The growth in the use of e-cigarettes has not led to a boom in teenagers taking up tobacco smoking, research suggests.
A new study found there was scant evidence that e-cigarettes had led to young people thinking regular smoking was cool.
The study, published in the journal Tobacco Control, examined data from 248,324 teenagers aged 13 to 15 from England, Wales and Scotland who took part in national surveys from 1998 to 2015.
Experts, led by a team at Cardiff University, said the studies happened at the same time as the "unregulated growth of e-cigarette use" between 2011 and 2015.
The results showed a drop in the proportion saying they had ever smoked regular cigarettes and a decline in those regularly smoking.

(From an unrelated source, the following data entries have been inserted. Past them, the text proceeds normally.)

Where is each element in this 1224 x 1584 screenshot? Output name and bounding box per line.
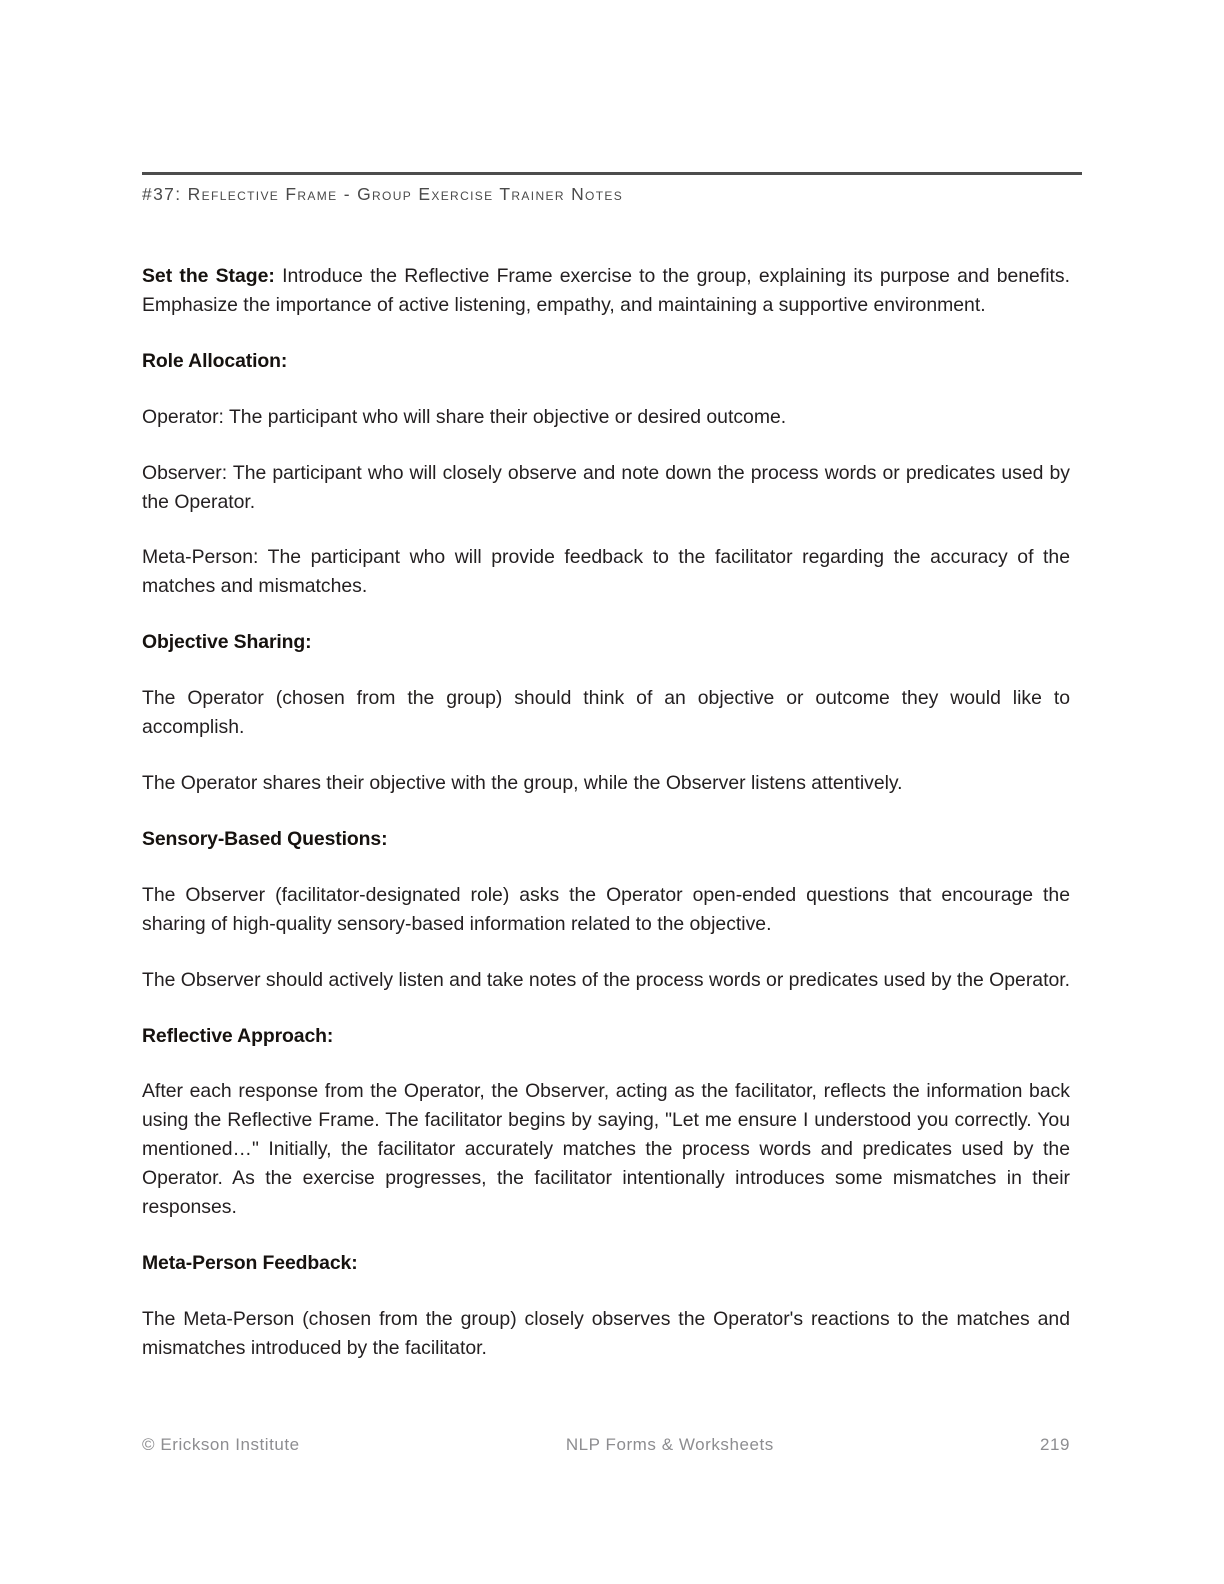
heading-sensory-based-questions: Sensory-Based Questions: (142, 827, 388, 850)
header-rule (142, 172, 1082, 175)
footer-copyright: © Erickson Institute (142, 1435, 300, 1454)
paragraph-observer-role: Observer: The participant who will closely observe and note down the process words or predicates used by the Operator. (142, 461, 1070, 513)
heading-role-allocation: Role Allocation: (142, 349, 288, 372)
document-body (142, 262, 1070, 1363)
paragraph-objective-share: The Operator shares their objective with the group, while the Observer listens attentively. (142, 771, 903, 794)
page-footer (142, 1435, 1070, 1455)
heading-objective-sharing: Objective Sharing: (142, 631, 312, 654)
paragraph-meta-person-role: Meta-Person: The participant who will provide feedback to the facilitator regarding the accuracy of the matches and mismatches. (142, 546, 1070, 598)
paragraph-meta-person-feedback: The Meta-Person (chosen from the group) closely observes the Operator's reactions to the matches and mismatches introduced by the facilitator. (142, 1307, 1070, 1359)
heading-meta-person-feedback: Meta-Person Feedback: (142, 1251, 358, 1274)
page-header (142, 172, 1082, 205)
paragraph-observer-notes: The Observer should actively listen and take notes of the process words or predicates used by the Operator. (142, 968, 1071, 991)
paragraph-objective-think: The Operator (chosen from the group) should think of an objective or outcome they would like to accomplish. (142, 687, 1070, 739)
paragraph-operator-role: Operator: The participant who will share their objective or desired outcome. (142, 405, 787, 428)
paragraph-set-the-stage-text: Introduce the Reflective Frame exercise to the group, explaining its purpose and benefits. Emphasize the importance of active listening, empathy, and maintaining a supportive environment. (142, 265, 1070, 316)
paragraph-set-the-stage (142, 262, 1070, 320)
paragraph-reflective-approach: After each response from the Operator, the Observer, acting as the facilitator, reflects the information back using the Reflective Frame. The facilitator begins by saying, "Let me ensure I understood you correctly. You mentioned…" Initially, the facilitator accurately matches the process words and predicates used by the Operator. As the exercise progresses, the facilitator intentionally introduces some mismatches in their responses. (142, 1080, 1070, 1219)
footer-page-number: 219 (1039, 1435, 1070, 1454)
footer-title: NLP Forms & Worksheets (565, 1435, 774, 1454)
running-head: #37: Reflective Frame - Group Exercise Trainer Notes (142, 184, 624, 204)
lead-in-set-the-stage: Set the Stage: (142, 265, 275, 287)
heading-reflective-approach: Reflective Approach: (142, 1024, 334, 1047)
paragraph-open-ended-questions: The Observer (facilitator-designated role) asks the Operator open-ended questions that encourage the sharing of high-quality sensory-based information related to the objective. (142, 883, 1070, 935)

This was alongside fewer young people smoking cannabis or drinking alcohol, the study found.
The authors concluded: "These analyses provide little evidence that re-normalisation of youth smoking was occurring during a period of rapid growth and limited regulation of e-cigarettes from 2011 to 2015."
Overall, the percentage of young people who said trying a cigarette was "ok" fell from 70% in 1999 to 27% in 2015, with the rate dropping faster from 2011 onwards.
The percentage who had ever smoked fell from 60% to 19% between 1998 and 2015, while the proportion of regular smokers fell from 19% to 5%.